Ney Gonçalves Dias lembra "TV Mulher": "Gabi e Clodovil eram inimigos"
Trazer nomes de peso como o de Clodovil Hernandes (1937-2009), que fez fama como comentarista de moda antes de eleger-se deputado federal, para as manhãs de um programa diário é só para quem tem o prestígio de um "TV Mulher". Essa é a visão do apresentador Ney Gonçalves Dias, que dividia o comando da atração com Marília Gabriela nos anos 80.
O jornalista e radialista, que gravou uma participação no novo "TV Mulher" - produção do canal Viva em 10 episódios que começa a ser exibida a partir da próxima terça (31) -, acredita que o programa, que ficou conhecido pela originalidade, tinha uma credibilidade que é difícil de encontrar hoje em dia.
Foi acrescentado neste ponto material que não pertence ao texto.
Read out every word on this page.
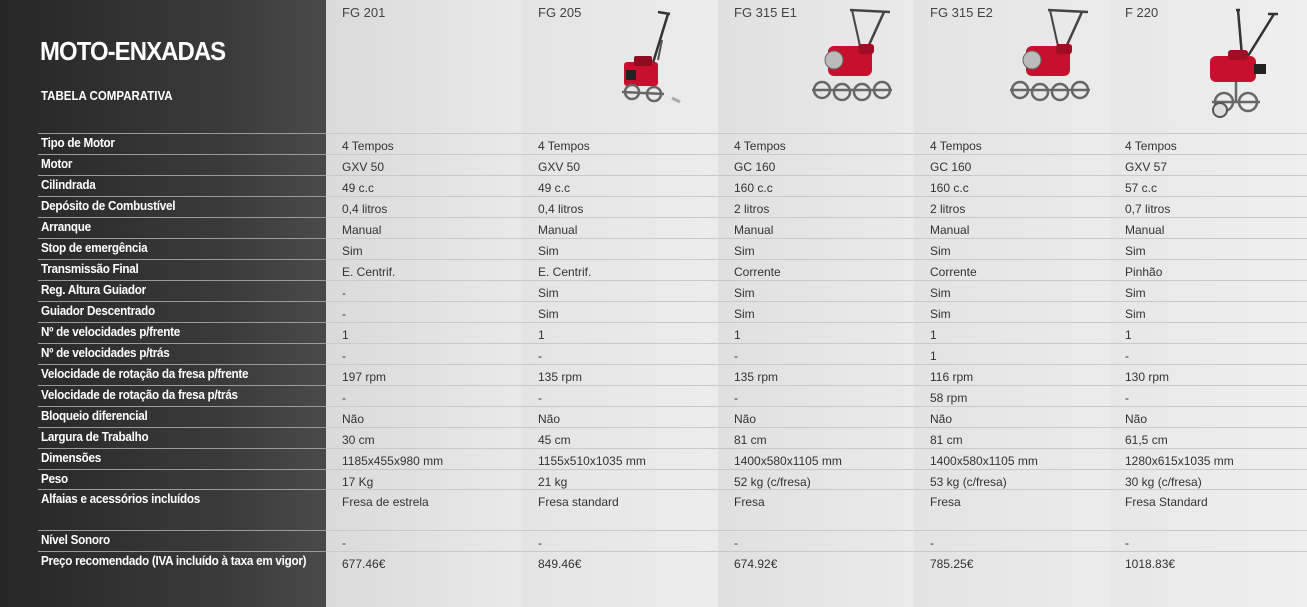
MOTO-ENXADAS
TABELA COMPARATIVA
FG 201	FG 205	FG 315 E1	FG 315 E2	F 220
Tipo de Motor	4 Tempos	4 Tempos	4 Tempos	4 Tempos	4 Tempos
Motor	GXV 50	GXV 50	GC 160	GC 160	GXV 57
Cilindrada	49 c.c	49 c.c	160 c.c	160 c.c	57 c.c
Depósito de Combustível	0,4 litros	0,4 litros	2 litros	2 litros	0,7 litros
Arranque	Manual	Manual	Manual	Manual	Manual
Stop de emergência	Sim	Sim	Sim	Sim	Sim
Transmissão Final	E. Centrif.	E. Centrif.	Corrente	Corrente	Pinhão
Reg. Altura Guiador	-	Sim	Sim	Sim	Sim
Guiador Descentrado	-	Sim	Sim	Sim	Sim
Nº de velocidades p/frente	1	1	1	1	1
Nº de velocidades p/trás	-	-	-	1	-
Velocidade de rotação da fresa p/frente	197 rpm	135 rpm	135 rpm	116 rpm	130 rpm
Velocidade de rotação da fresa p/trás	-	-	-	58 rpm	-
Bloqueio diferencial	Não	Não	Não	Não	Não
Largura de Trabalho	30 cm	45 cm	81 cm	81 cm	61,5 cm
Dimensões	1185x455x980 mm	1155x510x1035 mm	1400x580x1105 mm	1400x580x1105 mm	1280x615x1035 mm
Peso	17 Kg	21 kg	52 kg (c/fresa)	53 kg (c/fresa)	30 kg (c/fresa)
Alfaias e acessórios incluídos	Fresa de estrela	Fresa standard	Fresa	Fresa	Fresa Standard
Nível Sonoro	-	-	-	-	-
Preço recomendado (IVA incluído à taxa em vigor)	677.46€	849.46€	674.92€	785.25€	1018.83€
Além dos integrantes que faziam o programa acontecer, como Clodovil, Marta Suplicy e Irene Ravache, todos queriam estar no estúdio como convidados.
"Isso acontecia, também, porque no encerramento do programa a Gabi entrevistava uma pessoa por até quase vinte minutos. Todo mundo queria ser entrevistado pela Gabi. Ela era capaz de levar [para o programa] juiz, desembargador, Elis Regina... Atraía muita gente de várias áreas", afirma em entrevista ao UOL.
Ney diz que tinha uma boa relação com os colegas que faziam o "TV Mulher", mas o clima de cordialidade não era em comum entre todos. Muito pelo contrário. Nos bastidores, Gabi e Clodovil simplesmente não se dirigiam um ao outro. "O Clodovil e a Gabi eram inimigos mortais. Um tinha ódio do outro. Um metia o pau no outro. Isso só fora do ar", revela.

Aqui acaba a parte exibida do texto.